Standard abbreviations
- ISO 4: Potom. Rev.

Indexing
- ISSN: 1073-1989

Links
- Journal homepage;

= Potomac Review =

American literary journal

Potomac Review is a bi-annual American literary journal based in Rockville, Maryland. It was launched by the Founding Editor Eli Flam in 1993, and publishes fiction, poetry, and nonfiction from established as well as emerging writers. As part of its theme, the Review focuses on "the human and physical terrain" of the American Mid-Atlantic region "or by writers and visual artists living in the region." Writers who have contributed to this journal include Amina Gautier, Seth Abramson, Ted Kooser, Jacob M. Appel, Lisa Ohlen Harris, Jayant Kashyap, Van G. Garrett, David Wagoner, Ned Balbo, Marge Piercy, Grace Cavalieri, John Rolfe Gardiner, and Margaret MacInnis.

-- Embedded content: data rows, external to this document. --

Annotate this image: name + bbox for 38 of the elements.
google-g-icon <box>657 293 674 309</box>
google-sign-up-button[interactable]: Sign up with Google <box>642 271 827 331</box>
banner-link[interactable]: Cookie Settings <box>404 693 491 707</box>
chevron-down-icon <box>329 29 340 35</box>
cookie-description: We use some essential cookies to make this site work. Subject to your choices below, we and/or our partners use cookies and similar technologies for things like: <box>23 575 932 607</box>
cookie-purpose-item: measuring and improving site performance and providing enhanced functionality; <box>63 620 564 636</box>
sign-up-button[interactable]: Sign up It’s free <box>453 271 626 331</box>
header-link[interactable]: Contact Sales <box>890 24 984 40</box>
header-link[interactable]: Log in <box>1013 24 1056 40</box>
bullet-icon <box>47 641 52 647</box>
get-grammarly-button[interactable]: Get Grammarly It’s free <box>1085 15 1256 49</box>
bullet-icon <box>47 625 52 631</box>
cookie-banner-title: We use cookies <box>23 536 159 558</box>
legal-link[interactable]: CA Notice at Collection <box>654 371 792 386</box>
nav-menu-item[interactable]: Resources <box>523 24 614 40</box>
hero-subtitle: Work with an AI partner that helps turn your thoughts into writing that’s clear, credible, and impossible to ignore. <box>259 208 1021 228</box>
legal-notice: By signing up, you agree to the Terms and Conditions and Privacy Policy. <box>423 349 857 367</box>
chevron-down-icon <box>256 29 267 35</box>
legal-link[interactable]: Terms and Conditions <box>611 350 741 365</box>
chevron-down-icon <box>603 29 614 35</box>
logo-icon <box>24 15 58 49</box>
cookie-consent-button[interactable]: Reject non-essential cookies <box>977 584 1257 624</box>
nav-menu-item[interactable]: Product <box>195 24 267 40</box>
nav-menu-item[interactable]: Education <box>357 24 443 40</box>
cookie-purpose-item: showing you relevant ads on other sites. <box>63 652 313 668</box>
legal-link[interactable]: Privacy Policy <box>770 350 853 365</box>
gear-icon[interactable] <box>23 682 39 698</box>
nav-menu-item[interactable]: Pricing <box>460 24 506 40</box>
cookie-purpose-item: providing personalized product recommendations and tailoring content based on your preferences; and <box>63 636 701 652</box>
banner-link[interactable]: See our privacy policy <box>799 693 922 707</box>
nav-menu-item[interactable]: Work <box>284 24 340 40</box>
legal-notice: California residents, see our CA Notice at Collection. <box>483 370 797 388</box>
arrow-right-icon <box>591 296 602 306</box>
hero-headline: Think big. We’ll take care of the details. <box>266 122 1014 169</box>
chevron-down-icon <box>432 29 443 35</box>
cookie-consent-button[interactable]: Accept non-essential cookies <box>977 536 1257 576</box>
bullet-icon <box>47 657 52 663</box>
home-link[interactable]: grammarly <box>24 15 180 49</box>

Noted as having first been published on a "shoestring budget" in 1994, the Potomac Review is now funded by the Montgomery College Foundation and Paul Peck Humanities Institute. Over the years, the journal has been praised for having "vivid and evocative cover image[s]" and has been called "a joy". In his '2024 Literary Magazine Ranking for Nonfiction', Clifford Garstang placed the journal in the 96th position, and in the 130th position in the 2025 ranking. Over the years, Potomac Review has received more than a dozen notable citations in Best American Essays, Best American Short Stories, and The Pushcart Prize Anthology. In 2024, Richard Prins's "Because: An Etiology" and Mark Christhilf's "Overtures on Some Unanswered Questions" were reprinted in Best American Essays and Best Spiritual Literature respectively.